Degradação ambiental, erosão e risco à segurança pública. Esse é o resumo da vistoria realizada pelo Ministério Público de Mato Grosso (MPMT) nas obras realizadas, pelo Governo do Estado , no Monumento Natural do Morro de Santo Antônio, em Santo Antônio do Leverger (a 33 km de Cuiabá). Além do MP, representantes da Universidade Federal de Mato Grosso (UFMT) também participaram dos trabalhos.

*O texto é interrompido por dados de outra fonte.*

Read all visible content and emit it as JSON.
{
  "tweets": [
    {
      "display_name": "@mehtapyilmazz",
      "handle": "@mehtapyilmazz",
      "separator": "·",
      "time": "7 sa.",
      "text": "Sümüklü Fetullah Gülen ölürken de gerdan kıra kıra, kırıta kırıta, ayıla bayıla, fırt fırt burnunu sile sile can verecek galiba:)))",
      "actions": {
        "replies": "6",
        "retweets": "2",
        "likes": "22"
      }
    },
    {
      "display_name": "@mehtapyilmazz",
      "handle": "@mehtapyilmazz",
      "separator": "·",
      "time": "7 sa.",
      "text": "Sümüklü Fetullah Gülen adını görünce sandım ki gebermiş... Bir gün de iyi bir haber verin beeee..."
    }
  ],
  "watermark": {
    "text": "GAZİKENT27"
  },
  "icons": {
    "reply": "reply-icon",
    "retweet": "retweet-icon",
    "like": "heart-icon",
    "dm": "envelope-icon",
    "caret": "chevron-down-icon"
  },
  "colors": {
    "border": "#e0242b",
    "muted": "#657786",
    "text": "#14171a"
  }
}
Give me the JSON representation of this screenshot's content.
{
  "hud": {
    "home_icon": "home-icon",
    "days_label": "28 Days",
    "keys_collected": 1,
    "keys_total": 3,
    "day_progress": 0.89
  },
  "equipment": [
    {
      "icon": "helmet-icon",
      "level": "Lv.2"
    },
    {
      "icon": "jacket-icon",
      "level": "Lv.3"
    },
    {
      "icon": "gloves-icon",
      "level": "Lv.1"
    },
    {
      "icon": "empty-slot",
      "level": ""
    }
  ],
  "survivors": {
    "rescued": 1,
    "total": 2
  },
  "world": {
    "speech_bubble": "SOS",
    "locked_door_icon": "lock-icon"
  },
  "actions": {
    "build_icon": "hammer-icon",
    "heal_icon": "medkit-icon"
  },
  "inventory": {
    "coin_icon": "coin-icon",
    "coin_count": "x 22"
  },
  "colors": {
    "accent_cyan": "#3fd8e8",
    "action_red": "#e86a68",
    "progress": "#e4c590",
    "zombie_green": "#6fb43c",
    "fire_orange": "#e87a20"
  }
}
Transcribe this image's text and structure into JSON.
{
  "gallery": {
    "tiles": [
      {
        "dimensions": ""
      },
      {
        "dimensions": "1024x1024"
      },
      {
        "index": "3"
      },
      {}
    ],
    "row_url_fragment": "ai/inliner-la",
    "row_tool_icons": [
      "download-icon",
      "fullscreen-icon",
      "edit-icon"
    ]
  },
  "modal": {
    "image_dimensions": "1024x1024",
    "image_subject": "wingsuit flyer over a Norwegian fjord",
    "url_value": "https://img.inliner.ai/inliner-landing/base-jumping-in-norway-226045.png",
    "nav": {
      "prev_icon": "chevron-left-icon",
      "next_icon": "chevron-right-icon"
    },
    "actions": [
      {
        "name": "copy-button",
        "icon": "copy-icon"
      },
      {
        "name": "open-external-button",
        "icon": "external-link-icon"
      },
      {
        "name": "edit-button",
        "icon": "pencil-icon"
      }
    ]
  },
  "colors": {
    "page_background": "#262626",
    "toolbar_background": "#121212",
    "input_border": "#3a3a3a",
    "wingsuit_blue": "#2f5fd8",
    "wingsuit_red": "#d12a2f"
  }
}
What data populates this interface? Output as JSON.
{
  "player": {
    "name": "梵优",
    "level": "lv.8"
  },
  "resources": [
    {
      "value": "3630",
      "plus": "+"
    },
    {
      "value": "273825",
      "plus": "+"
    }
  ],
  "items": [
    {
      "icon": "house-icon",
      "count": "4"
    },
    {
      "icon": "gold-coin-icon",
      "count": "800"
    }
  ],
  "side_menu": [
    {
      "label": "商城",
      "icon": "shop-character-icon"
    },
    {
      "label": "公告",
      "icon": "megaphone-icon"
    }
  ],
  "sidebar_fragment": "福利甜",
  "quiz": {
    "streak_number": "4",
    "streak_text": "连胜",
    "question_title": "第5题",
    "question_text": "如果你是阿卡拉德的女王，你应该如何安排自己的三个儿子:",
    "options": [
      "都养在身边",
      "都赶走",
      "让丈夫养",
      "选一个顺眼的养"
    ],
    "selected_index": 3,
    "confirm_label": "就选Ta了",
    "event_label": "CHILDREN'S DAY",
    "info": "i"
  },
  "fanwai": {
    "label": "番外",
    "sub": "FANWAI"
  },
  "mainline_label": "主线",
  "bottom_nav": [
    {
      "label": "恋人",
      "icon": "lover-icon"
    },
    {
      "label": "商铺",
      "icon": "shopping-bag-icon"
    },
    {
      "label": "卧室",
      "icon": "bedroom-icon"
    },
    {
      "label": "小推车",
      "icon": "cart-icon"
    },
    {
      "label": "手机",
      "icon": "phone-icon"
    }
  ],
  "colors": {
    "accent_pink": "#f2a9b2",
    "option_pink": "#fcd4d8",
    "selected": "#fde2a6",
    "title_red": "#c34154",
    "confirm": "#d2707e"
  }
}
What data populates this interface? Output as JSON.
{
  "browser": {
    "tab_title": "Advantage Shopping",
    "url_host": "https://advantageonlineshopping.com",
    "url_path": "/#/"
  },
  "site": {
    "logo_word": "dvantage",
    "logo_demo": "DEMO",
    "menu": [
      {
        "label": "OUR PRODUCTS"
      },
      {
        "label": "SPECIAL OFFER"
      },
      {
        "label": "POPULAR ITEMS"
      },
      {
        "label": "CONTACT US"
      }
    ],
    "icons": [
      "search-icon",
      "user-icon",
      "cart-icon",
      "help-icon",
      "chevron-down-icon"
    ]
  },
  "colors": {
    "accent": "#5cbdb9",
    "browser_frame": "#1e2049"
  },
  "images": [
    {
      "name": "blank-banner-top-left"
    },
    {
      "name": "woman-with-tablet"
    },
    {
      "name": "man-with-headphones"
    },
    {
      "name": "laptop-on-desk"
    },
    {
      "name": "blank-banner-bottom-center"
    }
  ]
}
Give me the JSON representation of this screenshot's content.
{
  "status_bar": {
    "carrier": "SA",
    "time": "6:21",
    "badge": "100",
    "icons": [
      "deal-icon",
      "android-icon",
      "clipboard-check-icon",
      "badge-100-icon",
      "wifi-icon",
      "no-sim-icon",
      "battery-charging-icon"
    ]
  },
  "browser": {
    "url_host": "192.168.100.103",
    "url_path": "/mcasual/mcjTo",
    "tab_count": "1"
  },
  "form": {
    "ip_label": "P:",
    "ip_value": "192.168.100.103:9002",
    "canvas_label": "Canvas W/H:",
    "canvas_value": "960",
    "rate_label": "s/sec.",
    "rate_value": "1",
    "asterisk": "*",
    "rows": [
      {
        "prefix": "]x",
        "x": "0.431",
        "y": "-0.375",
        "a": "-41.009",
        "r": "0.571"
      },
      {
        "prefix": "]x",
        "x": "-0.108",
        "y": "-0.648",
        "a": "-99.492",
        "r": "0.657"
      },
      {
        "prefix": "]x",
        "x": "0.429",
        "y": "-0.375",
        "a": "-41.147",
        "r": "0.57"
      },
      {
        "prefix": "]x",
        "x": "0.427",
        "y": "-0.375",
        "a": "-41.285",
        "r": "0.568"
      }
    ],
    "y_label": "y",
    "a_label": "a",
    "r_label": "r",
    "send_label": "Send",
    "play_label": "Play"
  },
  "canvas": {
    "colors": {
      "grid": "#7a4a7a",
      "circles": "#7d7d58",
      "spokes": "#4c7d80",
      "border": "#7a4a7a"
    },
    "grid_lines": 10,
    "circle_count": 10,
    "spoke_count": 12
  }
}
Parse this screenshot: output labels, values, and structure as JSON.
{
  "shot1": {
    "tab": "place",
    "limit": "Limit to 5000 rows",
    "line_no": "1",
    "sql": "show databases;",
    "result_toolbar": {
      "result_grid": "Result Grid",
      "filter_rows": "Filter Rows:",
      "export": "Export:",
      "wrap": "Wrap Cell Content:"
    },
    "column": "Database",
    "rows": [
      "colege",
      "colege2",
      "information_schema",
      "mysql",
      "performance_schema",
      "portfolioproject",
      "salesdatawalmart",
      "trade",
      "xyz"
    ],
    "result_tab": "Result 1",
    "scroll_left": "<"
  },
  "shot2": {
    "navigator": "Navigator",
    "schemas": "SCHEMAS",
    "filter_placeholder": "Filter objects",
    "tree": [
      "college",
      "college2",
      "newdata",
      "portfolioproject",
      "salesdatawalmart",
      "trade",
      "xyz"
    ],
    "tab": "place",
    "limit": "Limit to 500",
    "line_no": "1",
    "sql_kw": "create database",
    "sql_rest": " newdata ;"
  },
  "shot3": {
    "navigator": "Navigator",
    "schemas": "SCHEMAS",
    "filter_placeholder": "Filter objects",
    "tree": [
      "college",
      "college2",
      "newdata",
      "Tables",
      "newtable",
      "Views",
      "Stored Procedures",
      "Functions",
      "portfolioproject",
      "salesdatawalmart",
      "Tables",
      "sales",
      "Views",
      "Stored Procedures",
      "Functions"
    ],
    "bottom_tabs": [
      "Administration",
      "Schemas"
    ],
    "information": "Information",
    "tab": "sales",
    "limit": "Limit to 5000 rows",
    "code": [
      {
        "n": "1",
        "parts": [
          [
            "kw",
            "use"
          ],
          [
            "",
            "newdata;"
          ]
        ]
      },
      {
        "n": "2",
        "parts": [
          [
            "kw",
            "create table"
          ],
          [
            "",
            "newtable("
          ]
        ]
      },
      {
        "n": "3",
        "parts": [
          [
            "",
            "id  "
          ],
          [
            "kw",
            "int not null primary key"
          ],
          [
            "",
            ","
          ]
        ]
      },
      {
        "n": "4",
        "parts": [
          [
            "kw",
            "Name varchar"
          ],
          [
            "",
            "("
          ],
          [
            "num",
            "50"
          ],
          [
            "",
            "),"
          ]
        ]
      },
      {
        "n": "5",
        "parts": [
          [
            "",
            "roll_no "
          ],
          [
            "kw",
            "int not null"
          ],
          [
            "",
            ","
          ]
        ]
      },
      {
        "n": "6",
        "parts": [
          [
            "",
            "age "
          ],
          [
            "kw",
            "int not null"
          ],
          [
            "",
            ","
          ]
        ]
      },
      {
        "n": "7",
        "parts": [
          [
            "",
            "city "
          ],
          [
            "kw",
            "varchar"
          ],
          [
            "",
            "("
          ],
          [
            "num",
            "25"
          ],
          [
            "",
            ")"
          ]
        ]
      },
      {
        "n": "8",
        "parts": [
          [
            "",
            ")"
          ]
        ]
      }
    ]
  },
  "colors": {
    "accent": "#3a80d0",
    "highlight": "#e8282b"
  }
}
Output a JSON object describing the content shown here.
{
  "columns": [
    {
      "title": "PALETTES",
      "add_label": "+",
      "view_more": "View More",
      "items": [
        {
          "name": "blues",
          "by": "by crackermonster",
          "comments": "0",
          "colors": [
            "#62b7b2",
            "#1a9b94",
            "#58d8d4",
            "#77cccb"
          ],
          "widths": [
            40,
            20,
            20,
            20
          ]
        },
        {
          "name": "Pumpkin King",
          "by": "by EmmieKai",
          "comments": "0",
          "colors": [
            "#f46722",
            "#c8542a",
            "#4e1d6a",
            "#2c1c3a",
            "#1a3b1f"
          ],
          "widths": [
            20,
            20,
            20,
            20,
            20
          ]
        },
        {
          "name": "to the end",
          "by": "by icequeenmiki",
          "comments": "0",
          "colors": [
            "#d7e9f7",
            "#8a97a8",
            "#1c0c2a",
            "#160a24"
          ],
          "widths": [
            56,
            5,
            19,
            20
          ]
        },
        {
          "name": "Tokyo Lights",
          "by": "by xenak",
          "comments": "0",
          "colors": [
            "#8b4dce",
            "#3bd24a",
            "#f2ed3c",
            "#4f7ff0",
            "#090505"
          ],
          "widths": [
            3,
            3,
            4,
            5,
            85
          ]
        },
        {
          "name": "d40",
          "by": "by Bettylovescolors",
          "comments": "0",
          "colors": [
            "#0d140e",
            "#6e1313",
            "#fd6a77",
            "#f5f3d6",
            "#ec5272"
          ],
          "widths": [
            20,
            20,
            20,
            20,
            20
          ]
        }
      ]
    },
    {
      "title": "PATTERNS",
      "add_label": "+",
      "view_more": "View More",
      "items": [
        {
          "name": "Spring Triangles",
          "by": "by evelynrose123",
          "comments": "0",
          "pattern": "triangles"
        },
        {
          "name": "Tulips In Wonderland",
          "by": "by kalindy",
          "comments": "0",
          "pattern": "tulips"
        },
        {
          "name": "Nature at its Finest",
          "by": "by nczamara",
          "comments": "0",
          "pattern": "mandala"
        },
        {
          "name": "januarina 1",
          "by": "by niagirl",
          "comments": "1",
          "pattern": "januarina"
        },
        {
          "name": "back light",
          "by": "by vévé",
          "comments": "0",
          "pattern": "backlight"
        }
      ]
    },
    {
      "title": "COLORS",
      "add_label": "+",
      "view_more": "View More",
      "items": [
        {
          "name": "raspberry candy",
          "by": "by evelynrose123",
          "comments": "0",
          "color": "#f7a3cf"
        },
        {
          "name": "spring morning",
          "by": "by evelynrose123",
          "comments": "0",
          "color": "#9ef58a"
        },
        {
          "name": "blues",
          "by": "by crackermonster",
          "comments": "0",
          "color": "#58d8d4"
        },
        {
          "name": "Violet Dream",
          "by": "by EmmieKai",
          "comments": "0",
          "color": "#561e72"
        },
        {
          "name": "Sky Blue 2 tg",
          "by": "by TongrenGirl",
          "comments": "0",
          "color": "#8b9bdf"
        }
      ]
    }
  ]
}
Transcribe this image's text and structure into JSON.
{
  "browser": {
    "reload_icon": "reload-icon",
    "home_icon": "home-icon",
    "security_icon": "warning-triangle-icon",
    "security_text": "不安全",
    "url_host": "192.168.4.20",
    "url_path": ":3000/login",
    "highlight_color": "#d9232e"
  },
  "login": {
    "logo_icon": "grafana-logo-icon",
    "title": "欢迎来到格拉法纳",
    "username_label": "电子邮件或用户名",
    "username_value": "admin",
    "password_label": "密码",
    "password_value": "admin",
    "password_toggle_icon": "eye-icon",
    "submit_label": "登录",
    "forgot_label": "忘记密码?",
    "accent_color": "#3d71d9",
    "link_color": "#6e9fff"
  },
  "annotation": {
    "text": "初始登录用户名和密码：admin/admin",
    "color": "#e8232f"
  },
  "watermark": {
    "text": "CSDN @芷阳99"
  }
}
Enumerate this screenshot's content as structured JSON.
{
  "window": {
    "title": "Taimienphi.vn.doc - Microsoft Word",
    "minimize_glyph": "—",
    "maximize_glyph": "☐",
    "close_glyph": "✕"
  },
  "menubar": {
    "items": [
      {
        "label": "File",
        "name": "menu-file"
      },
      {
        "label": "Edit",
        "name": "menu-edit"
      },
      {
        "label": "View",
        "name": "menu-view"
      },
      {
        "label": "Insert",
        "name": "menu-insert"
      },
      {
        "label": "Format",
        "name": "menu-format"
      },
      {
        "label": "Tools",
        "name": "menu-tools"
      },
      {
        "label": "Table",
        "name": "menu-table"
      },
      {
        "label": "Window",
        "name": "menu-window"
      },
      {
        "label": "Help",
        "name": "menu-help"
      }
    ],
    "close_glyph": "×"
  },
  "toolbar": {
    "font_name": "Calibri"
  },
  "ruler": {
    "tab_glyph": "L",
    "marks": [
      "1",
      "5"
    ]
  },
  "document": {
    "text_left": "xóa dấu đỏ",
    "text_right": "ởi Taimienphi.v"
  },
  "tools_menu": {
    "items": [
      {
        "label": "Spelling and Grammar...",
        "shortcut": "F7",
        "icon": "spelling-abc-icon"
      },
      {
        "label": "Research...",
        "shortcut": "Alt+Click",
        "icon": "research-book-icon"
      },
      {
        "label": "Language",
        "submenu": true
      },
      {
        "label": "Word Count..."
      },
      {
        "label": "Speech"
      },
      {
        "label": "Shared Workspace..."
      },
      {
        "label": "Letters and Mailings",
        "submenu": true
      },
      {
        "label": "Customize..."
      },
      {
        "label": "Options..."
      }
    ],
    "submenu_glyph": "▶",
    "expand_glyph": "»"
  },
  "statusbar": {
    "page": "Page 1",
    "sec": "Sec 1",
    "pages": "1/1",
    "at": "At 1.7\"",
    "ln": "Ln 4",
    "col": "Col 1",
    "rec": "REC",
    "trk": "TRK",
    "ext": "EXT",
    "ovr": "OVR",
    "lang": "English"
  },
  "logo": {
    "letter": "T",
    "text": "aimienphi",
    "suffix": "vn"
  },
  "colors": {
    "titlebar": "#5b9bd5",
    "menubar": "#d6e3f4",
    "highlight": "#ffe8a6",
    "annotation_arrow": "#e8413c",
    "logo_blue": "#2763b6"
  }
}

De acordo com promotora de Justiça de Defesa do Meio Ambiente de Cuiabá, Ana Luiza Ávila Peterlini de Souza, a situação é “chocante” devido ao nível de degradação ambiental causada pela obra e isso coloca em risco a segurança das pessoas devido à quantidade de pedras e cascalho presentes no local, o que, segundo a promotora, acaba tornando a área muito escorregadia. MPMT
Registro da área degradada no monumento, realizado durante a vistoria
“O Governo não construiu uma trilha, como informado, mas uma verdadeira estrada, que em muitos locais possui cerca de 10 metros de largura. Além disso, não há sinalização adequada informando a interdição do local, só uma barreira física no início da via para bloquear o acesso de carros, o que não impede a circulação de pessoas, inclusive de bicicletas”, relatou a promotora.
Ainda segundo Ana Luiza, o Centro de Apoio Técnico à Execução (Caex) Ambiental está elaborando um relatório da visita que será anexado ao inquérito civil instaurado para apurar a construção da via de acesso ao Morro de Santo Antônio.
“Vamos buscar a responsabilização dos autores desse dano ambiental de grandes proporções. O Morro de Santo Antônio é uma Unidade de Conservação Estadual da categoria de Proteção Integral, um patrimônio histórico e paisagístico do Estado de Mato Grosso tombado em 2006, e qualquer tipo de obra a ser feita no local deve observar as restrições e limitações previstas em lei”, concluiu.
Mulher sofreu acidente
No último domingo (05), uma mulher de 46 anos ficou ferida durante uma trilha no Morro de Santo Antônio e precisou ser resgatada pelo Corpo de Bombeiros, já que o local é de difícil acesso. A mulher sofreu uma queda enquanto fazia a trilha e teve escoriações nos braços e uma fratura no nariz.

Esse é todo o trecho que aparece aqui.